As soon as there were only six feet of space between him and the floor of the cellar where the winch chain ended, he let himself fall down like a ripe fruit. He would be bruised. His muscles were stiff. He couldn't stand up or straighten his arms and legs. He stretched them slowly. Everything hurt from the unnatural position he spent half of the day in.

Next to him, there were several frozen oxen carcasses, seemingly dead for a while. Those animals hadn't turned the winch for days, weeks, maybe… It was hard to tell. He refused to think on that now.

He crawled towards the window of the cellar, facing the inner bailey. The day still lasted and the bright sun shone over the Eyrie. There were no guards to be seen. There wasn't anyone.

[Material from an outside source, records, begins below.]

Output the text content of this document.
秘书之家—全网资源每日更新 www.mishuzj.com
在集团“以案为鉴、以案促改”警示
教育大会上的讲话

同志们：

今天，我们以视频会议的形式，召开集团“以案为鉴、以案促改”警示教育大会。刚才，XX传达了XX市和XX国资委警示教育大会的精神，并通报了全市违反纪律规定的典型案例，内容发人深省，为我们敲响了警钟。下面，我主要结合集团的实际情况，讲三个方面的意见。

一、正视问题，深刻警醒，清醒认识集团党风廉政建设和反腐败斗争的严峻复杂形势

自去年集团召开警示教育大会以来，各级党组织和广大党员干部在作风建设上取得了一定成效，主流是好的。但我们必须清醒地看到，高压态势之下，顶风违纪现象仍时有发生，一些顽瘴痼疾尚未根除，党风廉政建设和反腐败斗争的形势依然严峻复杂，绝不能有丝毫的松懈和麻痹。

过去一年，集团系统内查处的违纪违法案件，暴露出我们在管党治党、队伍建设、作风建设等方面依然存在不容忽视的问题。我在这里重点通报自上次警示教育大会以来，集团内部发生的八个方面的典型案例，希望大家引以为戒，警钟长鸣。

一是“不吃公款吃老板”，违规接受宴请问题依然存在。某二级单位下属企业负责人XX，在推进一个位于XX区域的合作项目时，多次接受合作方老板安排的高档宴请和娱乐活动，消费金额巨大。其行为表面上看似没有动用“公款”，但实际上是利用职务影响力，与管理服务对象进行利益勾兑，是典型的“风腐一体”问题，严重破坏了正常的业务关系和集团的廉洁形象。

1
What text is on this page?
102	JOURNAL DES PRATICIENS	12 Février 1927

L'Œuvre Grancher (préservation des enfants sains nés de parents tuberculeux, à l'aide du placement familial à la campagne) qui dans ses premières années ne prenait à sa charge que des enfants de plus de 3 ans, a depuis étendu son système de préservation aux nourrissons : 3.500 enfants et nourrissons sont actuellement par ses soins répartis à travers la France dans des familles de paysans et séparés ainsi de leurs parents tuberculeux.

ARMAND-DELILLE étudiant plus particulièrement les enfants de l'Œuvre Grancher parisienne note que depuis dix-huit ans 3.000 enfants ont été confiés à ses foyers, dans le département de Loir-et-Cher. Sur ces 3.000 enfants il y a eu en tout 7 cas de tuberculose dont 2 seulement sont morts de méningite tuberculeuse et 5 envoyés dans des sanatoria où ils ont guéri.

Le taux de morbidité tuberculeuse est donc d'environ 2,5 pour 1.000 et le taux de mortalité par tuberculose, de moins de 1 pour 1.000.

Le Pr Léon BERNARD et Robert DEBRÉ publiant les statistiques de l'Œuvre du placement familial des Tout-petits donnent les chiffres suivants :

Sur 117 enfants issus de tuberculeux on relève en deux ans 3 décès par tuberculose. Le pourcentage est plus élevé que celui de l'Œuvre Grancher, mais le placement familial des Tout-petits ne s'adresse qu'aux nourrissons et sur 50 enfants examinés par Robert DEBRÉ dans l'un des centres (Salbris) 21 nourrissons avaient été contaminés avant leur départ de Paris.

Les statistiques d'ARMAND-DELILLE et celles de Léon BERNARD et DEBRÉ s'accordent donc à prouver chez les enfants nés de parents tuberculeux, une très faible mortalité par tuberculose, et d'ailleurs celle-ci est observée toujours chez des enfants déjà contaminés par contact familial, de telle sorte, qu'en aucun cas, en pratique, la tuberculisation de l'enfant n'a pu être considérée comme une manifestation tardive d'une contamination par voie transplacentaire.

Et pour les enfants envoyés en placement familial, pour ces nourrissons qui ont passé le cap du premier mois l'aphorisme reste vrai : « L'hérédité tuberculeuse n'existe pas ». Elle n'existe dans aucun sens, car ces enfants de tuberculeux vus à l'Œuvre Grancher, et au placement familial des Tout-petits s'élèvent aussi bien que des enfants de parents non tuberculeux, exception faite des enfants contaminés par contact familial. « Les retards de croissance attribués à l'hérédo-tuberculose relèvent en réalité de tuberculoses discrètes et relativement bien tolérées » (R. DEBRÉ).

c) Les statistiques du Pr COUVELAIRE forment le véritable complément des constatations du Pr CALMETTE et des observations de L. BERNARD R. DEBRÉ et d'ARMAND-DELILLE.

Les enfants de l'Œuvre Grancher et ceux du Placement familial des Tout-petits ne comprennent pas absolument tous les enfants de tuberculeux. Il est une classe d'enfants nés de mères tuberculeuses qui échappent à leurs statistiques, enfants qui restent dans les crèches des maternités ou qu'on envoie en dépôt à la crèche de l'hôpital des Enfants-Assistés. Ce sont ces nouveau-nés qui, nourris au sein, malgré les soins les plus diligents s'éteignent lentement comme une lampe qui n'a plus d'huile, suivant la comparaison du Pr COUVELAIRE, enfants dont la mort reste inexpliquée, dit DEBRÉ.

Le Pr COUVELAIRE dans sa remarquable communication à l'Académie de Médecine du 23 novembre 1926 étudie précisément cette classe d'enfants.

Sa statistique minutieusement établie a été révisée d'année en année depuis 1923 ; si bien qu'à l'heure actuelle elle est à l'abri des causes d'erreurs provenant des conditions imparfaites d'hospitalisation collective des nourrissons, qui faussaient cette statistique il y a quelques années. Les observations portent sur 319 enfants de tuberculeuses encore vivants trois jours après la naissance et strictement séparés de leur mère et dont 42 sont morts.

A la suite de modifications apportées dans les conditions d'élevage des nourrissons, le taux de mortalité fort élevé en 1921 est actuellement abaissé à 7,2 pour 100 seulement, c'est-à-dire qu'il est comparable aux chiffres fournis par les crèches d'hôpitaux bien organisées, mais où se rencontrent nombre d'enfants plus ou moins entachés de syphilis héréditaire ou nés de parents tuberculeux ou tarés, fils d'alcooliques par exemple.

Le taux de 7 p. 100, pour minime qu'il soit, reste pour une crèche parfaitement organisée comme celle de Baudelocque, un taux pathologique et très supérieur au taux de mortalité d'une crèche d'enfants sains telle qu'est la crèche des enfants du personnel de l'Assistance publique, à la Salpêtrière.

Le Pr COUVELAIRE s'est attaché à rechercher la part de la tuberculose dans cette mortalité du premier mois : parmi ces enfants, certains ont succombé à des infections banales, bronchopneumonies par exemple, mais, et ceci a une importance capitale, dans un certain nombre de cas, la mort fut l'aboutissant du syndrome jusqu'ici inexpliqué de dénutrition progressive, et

She has to be here. She must.

He just needed a place to regain his strength, a place away from the cold, bright day in the mountains, and then he was going to find her. Part of the cellar floor was wooden and almost warm in comparison to the icy air on the outside, though the place was never heated, that much was certain. His breath came out as crystal from his burned mouth.

Sansa, let me just close my eyes for a moment and then I will find you. He had some time until sunset. He decided not to think how they were going to descend from the Eyrie if she chose to go with him this time. I've found one way, there must be others.

His eyelids dropped of their own accord, heavy from unwanted sleep and extreme drowsiness.

In his dream, he wasn't climbing to the Eyrie. He climbed to Sansa's bed and rasped, "I'll have a song from you."

The song was what he wanted. Not a wail of pain.

She was in her bed this time, too far from him to give her that kiss. She let him under the covers, soft and sweet smelling. The feathers creaked gently under their joined weight.

"I'll sing it for you gladly," she replied courteously. Her words rang melodious and deeper than he ever remembered her speaking. Her voice was not tremulous… and he felt terribly warm from it. She must have known what she meant this time.

How do you find your pleasure? He thought instantly and shied from asking her out loud, afraid his pretty dream would end as it always did, if he said too much with his big, wicked mouth.

Sandor was half awake and half dreaming from sheer exhaustion.

Awake or asleep, he did not know whether he was at all able to get what he wished for.

But he would be a seven times cursed fool if he didn't try.